The house is L-shaped in plan and consists of a main body where the public spaces and bedrooms are located. An extension, known commonly as the "martillo", completes the "L" shape and is where the kitchen and service quarters are located.

The facade employs classical elements mixed with moorish influenced details It is divided in three main sections; an ample balcony that corresponds to the family dwelling flanked by two enclosed spaces used formerly as the medical offices of the original owners. Access to this commercial space is directly from the street. The main doors are of a particular design in using the lobulated arch as a motif. These doors have stained glass panels in the Art Nouveau style. The residence balcony is raised over a rusticated-stone plinth. It is divided into four bays by the use of five paired and fluted corinthian columns. An Italian-influenced balustrade serves as the balcony railing. A cornice, neoclassical in style, runs the whole of the house's facade as well as the crenelated parapet over the office space. The staircase leading to the 'piano nobile' of the house is enhanced and accentuated in the parapet by an elaborated 'cartouche' indicating the date of construction of the house.

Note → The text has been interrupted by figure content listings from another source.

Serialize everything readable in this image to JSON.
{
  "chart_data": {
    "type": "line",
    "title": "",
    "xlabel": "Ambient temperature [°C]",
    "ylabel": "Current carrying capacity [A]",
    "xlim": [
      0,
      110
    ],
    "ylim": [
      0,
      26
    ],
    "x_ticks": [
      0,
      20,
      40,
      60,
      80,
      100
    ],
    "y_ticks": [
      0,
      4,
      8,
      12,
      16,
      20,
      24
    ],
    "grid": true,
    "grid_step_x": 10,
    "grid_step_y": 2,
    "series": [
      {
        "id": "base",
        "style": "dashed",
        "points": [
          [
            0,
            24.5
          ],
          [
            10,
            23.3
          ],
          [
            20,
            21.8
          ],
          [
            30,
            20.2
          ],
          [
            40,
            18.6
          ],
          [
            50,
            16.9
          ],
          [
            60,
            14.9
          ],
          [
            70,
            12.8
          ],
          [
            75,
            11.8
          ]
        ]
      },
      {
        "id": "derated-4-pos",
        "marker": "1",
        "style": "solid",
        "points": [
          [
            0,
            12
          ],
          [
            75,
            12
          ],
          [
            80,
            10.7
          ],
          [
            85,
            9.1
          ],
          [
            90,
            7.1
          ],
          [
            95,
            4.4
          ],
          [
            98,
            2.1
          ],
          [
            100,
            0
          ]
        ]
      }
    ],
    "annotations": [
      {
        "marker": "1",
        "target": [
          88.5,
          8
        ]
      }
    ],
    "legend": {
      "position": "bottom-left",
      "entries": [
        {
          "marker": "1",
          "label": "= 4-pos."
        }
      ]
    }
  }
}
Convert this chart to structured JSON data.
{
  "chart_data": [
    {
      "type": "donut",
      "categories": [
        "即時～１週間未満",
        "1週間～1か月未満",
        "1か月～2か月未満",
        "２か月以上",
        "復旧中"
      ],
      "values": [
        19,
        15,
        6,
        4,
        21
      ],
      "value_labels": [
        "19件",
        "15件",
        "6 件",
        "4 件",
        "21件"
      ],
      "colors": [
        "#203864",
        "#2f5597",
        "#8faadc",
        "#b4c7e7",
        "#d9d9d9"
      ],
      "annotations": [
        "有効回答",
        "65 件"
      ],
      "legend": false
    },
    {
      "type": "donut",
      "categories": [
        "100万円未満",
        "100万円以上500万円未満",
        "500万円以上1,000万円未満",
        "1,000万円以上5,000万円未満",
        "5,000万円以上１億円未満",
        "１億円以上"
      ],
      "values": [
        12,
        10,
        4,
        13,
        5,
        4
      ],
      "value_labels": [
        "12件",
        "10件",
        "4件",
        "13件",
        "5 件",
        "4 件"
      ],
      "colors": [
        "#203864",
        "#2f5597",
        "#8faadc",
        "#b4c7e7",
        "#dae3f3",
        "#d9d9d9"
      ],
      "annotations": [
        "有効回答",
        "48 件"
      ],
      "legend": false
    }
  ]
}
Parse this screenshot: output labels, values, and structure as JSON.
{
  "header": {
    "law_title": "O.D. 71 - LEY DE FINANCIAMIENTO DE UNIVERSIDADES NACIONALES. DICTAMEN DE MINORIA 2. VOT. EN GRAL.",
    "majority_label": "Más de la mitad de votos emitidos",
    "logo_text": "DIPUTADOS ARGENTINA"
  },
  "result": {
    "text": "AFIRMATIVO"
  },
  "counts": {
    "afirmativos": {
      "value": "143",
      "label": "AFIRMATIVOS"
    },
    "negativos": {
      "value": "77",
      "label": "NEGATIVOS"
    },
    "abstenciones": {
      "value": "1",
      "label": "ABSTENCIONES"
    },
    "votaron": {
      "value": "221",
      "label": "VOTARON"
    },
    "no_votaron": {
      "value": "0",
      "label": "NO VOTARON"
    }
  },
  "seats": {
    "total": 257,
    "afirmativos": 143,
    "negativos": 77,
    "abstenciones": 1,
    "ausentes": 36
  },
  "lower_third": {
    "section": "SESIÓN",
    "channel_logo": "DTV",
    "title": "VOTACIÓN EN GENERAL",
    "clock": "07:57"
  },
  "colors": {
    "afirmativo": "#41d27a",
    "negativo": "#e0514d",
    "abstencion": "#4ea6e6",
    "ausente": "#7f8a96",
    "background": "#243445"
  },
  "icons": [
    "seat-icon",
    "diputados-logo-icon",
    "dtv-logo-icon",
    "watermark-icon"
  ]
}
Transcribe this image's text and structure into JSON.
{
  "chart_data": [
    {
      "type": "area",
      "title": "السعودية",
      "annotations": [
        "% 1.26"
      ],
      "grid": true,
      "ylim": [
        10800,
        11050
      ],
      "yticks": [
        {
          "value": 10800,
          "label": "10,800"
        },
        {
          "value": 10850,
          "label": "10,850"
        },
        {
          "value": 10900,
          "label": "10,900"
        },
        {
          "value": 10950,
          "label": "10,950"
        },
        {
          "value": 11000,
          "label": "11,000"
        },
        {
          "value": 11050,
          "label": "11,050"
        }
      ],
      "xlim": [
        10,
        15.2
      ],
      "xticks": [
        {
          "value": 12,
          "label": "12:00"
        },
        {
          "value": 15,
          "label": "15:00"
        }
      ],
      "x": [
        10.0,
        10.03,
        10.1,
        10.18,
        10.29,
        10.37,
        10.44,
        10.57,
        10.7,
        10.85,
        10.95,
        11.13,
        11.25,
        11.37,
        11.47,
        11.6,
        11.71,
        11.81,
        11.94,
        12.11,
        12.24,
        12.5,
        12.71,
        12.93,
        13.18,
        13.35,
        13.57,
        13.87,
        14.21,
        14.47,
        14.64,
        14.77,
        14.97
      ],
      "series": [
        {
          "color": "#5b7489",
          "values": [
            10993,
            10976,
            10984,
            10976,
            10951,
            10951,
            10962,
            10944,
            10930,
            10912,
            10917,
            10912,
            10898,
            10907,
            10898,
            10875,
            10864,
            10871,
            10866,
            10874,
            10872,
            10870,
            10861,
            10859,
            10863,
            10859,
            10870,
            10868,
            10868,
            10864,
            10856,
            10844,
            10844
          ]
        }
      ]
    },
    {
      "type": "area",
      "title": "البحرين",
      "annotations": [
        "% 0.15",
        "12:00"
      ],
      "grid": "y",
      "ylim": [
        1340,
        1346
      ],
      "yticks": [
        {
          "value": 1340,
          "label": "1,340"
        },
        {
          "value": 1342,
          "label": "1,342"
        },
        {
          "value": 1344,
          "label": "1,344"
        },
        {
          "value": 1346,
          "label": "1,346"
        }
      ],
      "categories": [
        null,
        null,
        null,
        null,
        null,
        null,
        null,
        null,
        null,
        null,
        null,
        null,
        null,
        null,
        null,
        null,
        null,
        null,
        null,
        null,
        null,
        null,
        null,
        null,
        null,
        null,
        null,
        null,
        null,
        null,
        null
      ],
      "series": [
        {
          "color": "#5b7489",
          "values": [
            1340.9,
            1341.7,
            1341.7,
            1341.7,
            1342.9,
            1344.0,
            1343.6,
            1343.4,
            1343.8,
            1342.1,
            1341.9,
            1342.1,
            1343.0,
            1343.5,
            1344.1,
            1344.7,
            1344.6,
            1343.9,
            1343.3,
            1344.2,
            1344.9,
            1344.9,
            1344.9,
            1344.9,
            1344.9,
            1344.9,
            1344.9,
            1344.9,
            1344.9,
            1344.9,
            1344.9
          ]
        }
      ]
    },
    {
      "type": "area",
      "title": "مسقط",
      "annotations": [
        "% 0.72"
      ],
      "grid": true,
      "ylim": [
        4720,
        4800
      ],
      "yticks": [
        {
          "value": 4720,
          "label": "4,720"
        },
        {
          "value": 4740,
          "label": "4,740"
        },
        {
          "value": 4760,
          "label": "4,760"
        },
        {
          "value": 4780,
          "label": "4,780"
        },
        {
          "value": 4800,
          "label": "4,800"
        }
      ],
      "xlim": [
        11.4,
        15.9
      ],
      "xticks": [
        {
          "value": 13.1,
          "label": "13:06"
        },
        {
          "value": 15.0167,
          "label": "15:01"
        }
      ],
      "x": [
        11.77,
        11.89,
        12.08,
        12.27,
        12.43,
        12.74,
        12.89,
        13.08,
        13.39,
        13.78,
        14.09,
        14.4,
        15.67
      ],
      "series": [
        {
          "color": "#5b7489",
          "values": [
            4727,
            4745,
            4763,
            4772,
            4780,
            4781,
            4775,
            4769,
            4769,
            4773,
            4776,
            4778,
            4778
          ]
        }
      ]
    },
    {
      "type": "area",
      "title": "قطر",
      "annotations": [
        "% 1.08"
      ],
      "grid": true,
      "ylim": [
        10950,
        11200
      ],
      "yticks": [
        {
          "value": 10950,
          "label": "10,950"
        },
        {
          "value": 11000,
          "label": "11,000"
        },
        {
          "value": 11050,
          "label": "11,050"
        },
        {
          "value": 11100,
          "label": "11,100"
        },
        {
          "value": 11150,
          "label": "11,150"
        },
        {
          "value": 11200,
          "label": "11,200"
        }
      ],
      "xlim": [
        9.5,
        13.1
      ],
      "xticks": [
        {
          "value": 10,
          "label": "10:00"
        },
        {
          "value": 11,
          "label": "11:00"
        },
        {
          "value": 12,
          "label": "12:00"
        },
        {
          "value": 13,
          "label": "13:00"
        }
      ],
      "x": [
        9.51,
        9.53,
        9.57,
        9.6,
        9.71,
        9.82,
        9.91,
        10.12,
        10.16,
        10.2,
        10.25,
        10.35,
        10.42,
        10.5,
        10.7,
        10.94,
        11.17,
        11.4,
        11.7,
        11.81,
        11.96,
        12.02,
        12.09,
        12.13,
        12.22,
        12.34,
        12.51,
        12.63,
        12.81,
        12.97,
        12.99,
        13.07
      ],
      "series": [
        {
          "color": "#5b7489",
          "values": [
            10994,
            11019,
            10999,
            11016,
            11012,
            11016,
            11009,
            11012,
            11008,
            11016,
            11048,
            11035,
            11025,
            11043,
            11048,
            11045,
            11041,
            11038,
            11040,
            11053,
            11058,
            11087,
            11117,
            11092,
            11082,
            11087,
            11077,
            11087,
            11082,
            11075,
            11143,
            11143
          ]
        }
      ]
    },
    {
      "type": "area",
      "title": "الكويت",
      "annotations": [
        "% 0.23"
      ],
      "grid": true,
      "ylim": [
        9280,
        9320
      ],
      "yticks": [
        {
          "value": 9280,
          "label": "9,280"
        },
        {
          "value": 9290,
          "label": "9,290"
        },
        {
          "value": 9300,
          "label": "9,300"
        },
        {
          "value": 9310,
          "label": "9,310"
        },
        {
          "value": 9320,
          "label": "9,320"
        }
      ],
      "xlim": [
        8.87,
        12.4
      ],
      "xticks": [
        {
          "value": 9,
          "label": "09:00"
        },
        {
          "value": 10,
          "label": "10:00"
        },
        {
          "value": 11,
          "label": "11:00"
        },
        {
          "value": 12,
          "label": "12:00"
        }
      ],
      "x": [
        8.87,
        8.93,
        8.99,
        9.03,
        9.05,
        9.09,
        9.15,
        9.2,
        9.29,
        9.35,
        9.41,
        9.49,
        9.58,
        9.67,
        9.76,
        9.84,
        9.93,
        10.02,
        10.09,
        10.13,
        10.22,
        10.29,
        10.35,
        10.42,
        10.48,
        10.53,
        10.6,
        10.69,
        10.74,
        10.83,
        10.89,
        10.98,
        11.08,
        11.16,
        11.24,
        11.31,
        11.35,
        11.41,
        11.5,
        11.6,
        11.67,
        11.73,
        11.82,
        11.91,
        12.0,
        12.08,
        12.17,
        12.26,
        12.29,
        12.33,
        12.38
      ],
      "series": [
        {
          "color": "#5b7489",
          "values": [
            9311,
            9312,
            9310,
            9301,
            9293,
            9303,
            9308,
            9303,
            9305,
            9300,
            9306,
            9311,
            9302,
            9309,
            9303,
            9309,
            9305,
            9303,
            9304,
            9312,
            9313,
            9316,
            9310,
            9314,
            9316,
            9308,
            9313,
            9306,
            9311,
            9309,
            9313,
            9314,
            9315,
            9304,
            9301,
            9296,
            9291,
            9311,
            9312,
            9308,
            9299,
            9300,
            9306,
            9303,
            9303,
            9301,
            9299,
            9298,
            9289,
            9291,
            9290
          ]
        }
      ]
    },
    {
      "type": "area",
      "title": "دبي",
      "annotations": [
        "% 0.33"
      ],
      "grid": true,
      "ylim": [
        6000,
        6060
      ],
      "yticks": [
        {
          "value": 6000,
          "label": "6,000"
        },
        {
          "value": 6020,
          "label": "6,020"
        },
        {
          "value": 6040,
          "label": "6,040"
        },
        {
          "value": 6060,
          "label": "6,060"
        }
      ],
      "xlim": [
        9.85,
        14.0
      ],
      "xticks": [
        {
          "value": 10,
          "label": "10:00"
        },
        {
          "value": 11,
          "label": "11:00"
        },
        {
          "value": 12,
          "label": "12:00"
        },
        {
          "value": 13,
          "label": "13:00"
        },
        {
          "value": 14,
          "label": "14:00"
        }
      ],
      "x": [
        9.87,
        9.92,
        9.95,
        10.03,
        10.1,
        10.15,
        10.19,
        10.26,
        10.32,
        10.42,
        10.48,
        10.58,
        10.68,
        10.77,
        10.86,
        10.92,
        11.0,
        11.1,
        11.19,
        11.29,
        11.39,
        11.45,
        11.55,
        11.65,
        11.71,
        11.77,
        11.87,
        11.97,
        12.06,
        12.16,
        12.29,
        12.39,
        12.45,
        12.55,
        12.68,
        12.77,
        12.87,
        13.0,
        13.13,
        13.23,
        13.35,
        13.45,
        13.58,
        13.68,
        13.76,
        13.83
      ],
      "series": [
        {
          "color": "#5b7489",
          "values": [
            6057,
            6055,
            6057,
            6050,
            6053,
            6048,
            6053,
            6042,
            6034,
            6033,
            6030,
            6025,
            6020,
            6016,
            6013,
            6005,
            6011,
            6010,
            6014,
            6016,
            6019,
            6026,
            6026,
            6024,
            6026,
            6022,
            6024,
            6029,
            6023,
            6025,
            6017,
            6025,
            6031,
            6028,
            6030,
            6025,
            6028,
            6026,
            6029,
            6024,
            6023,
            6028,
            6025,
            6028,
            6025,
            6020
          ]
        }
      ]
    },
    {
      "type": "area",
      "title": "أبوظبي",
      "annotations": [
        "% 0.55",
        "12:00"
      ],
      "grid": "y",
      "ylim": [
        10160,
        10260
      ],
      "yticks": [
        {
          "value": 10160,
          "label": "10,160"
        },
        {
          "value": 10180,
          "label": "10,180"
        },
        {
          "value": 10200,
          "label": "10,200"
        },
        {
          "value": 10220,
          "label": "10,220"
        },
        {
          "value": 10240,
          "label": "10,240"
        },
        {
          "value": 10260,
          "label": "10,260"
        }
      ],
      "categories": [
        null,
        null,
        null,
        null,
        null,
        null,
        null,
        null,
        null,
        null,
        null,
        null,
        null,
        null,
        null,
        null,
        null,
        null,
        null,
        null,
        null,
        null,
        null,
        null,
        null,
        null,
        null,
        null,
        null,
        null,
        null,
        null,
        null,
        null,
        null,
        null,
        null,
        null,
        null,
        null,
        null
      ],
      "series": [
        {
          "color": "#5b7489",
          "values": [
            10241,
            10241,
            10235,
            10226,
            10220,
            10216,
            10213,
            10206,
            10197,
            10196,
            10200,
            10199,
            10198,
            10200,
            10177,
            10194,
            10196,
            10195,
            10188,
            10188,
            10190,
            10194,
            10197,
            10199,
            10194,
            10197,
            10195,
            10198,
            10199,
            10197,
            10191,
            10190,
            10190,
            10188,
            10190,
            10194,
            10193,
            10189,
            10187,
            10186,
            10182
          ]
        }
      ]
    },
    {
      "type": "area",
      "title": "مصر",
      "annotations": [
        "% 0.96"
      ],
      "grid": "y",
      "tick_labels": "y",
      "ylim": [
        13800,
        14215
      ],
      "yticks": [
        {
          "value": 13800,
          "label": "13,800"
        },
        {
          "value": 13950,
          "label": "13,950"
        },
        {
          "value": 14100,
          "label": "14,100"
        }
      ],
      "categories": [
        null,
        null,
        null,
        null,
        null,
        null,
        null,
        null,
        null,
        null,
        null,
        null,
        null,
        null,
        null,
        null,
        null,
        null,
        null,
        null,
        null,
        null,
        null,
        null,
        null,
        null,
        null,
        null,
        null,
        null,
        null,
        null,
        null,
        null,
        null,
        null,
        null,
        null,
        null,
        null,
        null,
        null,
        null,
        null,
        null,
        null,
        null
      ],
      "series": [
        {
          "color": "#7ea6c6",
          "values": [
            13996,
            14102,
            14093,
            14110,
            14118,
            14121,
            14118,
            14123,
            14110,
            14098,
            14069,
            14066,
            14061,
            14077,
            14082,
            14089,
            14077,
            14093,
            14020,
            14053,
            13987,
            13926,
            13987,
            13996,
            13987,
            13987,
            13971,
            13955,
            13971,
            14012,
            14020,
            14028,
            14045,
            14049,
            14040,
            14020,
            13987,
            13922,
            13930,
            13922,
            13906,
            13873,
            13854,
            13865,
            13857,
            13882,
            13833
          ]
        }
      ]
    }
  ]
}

From the street, through the staircase and the main entrance, a foyer leads to an interior courtyard from which all the spaces of the house are distributed. Special features of the interior are the stained glass panels in the living room, showing a strong moorish influence in its form (lobulated arches) and its colour. The doors have louvered panels and stained glass insets. The living room, the studio and the bedrooms have pressed tin ceilings.